The second part of the patch is essential, given the first. Otherwise names in different pragmas in the same file can overlap -- this already happened in oak!
One change, based on Adam's suggestion, was to rename the pragma to TOCKEXTERNAL.
Another, also based on Adam's suggestion, was to generate both the munged name and the original name, which allows (along with a previous patch) different files to declare the same PROC, and will remove the need for the occam_ prefix in the backend.
I also stopped using specific states in the lexer, in favour of just using the normal lexing function (which has had its type generalised slightly).
This will allow (along with a few patches in a minute) different occam files to declare the same PROC, and have it resolved correctly based on the order of their declaration, just like if it was all in one file.

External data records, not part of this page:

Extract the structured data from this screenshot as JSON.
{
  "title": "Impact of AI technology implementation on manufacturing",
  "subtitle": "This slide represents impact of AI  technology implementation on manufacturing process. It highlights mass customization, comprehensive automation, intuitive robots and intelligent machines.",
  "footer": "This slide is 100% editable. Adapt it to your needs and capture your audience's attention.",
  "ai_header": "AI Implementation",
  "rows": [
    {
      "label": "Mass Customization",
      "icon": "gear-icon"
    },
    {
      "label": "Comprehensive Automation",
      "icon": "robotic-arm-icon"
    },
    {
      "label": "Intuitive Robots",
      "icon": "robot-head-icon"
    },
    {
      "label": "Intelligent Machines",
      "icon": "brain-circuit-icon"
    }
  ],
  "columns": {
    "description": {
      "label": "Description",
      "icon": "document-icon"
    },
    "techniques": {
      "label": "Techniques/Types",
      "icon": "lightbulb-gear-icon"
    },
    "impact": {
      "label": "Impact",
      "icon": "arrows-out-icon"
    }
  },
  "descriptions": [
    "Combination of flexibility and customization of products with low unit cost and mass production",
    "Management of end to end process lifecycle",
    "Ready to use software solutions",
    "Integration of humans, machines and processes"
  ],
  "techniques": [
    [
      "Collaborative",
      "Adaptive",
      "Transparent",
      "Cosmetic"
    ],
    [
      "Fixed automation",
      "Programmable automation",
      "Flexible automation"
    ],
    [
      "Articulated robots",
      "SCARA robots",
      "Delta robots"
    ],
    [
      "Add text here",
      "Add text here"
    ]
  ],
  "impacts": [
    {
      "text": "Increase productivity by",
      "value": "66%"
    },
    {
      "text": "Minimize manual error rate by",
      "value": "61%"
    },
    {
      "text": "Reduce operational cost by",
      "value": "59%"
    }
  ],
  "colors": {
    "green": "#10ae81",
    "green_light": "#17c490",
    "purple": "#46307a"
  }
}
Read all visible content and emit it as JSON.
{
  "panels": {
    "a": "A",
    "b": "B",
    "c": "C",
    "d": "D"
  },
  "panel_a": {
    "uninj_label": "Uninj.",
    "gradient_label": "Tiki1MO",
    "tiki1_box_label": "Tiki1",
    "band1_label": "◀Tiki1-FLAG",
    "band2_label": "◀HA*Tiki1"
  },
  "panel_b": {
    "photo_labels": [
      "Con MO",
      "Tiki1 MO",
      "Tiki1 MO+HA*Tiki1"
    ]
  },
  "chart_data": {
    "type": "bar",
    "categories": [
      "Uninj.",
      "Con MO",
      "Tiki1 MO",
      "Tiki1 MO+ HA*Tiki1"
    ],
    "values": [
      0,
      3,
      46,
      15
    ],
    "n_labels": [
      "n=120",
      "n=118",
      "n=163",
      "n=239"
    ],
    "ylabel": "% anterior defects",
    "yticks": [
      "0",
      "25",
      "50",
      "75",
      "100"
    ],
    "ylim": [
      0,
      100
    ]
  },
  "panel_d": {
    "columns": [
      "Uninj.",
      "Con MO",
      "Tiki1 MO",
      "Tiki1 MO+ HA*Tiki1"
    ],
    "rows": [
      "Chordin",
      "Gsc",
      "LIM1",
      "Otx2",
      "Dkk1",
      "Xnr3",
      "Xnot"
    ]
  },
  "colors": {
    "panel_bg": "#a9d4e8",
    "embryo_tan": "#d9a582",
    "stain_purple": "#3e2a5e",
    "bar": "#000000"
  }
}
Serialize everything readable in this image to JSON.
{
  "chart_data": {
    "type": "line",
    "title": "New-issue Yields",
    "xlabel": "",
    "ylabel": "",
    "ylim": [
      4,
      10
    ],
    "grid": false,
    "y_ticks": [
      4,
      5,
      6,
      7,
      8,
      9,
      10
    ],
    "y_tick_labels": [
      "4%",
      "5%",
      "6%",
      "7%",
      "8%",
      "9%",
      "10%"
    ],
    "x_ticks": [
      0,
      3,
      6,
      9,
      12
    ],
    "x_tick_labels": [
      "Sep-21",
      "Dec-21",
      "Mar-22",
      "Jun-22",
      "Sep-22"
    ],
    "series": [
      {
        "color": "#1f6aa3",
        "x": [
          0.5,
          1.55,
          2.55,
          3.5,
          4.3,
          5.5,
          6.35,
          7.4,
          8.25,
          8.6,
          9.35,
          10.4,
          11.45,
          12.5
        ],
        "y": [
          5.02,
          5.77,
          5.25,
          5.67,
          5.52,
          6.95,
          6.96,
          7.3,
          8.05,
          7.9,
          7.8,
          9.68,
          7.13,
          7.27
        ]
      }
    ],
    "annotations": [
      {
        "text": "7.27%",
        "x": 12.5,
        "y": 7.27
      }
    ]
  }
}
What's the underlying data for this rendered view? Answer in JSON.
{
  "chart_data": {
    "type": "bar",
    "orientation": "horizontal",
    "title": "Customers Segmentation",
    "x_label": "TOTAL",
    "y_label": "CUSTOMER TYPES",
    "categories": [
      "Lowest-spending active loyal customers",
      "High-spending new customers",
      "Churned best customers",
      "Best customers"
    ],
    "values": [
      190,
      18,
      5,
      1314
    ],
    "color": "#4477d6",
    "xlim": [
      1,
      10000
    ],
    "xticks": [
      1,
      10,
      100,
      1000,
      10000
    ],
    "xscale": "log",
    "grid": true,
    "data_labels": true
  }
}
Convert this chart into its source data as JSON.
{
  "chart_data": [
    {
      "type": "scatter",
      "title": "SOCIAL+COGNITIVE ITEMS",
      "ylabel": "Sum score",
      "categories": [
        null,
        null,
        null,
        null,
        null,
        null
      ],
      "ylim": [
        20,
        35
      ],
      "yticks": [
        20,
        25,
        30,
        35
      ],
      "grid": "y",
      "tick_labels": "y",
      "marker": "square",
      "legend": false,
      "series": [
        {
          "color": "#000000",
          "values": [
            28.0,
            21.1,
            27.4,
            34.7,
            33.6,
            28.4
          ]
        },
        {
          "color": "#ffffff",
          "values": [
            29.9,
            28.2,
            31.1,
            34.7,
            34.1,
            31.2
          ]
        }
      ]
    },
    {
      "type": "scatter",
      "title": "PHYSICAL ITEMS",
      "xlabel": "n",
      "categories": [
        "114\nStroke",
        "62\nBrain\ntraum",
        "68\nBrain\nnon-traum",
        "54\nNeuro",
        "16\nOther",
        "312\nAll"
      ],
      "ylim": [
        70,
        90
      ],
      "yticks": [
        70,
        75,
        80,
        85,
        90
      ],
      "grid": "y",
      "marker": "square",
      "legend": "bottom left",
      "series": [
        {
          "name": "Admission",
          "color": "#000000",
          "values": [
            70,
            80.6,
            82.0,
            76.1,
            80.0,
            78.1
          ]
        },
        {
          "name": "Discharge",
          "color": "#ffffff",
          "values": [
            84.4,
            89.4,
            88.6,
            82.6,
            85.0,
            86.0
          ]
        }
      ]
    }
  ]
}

The solution is a bit hacky, but this was an important problem. If your PRAGMA failed to parse, that was worthy of a warning. But if that then caused the parse to fail, all you would get is the parser error (could not find name), and you would never see the warnings about the pragmas not being recognised. So now the pragmas are shoved into the error (using a basic encoding) and pulled out and issued if the parser dies.
The separately compiled occam PROCs now use #PRAGMA OCCAMEXTERNAL, which also discards the "= number" thing at the end. These PROCs then need to be processed differently when adding on the sizes (C externals have one size per dimension, occam externals have the normal array of sizes).
We also now record which processes were originally at the top-level, and keep their original names (i.e. minus the _u43 suffixes) plus an "occam_" prefix to avoid collisions.
With my previous change to PRAGMAs, unknown pragmas would fatally fail in the lexer, so that an unknown pragma would always stop compilation, which is not good. I've changed it more towards Adam's suggestion of re-lexing and re-parsing the pragma from the parser, so we now gracefully ignore unknown pragmas again. The lexer is a bit messy, though.
At the moment, the information is only needed in the parser, which must define recursive names before parsing the body of the function. But in future, we should keep the information when the function becomes a proc, and then the C/C++ backends may need to use it (for example, when calculating stack space usage)
For now, I have fixed the occam parser so that it allows 1 or more direction specifiers after channel names. So c?? is valid, and should end up being equivalent to c?, but this may need altering later.
This lets you write things like "[cs! FOR 5]", which is horrible; I
would prefer "[cs FOR 5]!", since then that doesn't imply that you can
do things like "cs![0] ! 0".
However, Tock now compiles and passes cgtest87 -- the first occam-pi
cgtest we've handled. :)
This is mostly straightforward: modify the parser to allow direction
decorators in the right places, and extend the type checker to match.
There's some slight awkwardness in that some of the Types functions
have to perform the same checks as the type checker (e.g. directing a
non-channel), so I've tidied up their error messages a bit.
At the backend, I've just added a little pass to strip out all the
DirectedVariables, since the other backend passes don't handle them
gracefully. From the occam/C point of view this is fine, but I'm not
sure if it's going to cause problems for C++.
Previously it was a tuple, which meant it couldn't have sensible
custom instances. Token and TokenType now have Show instances, so we
get more useful output when parsing fails.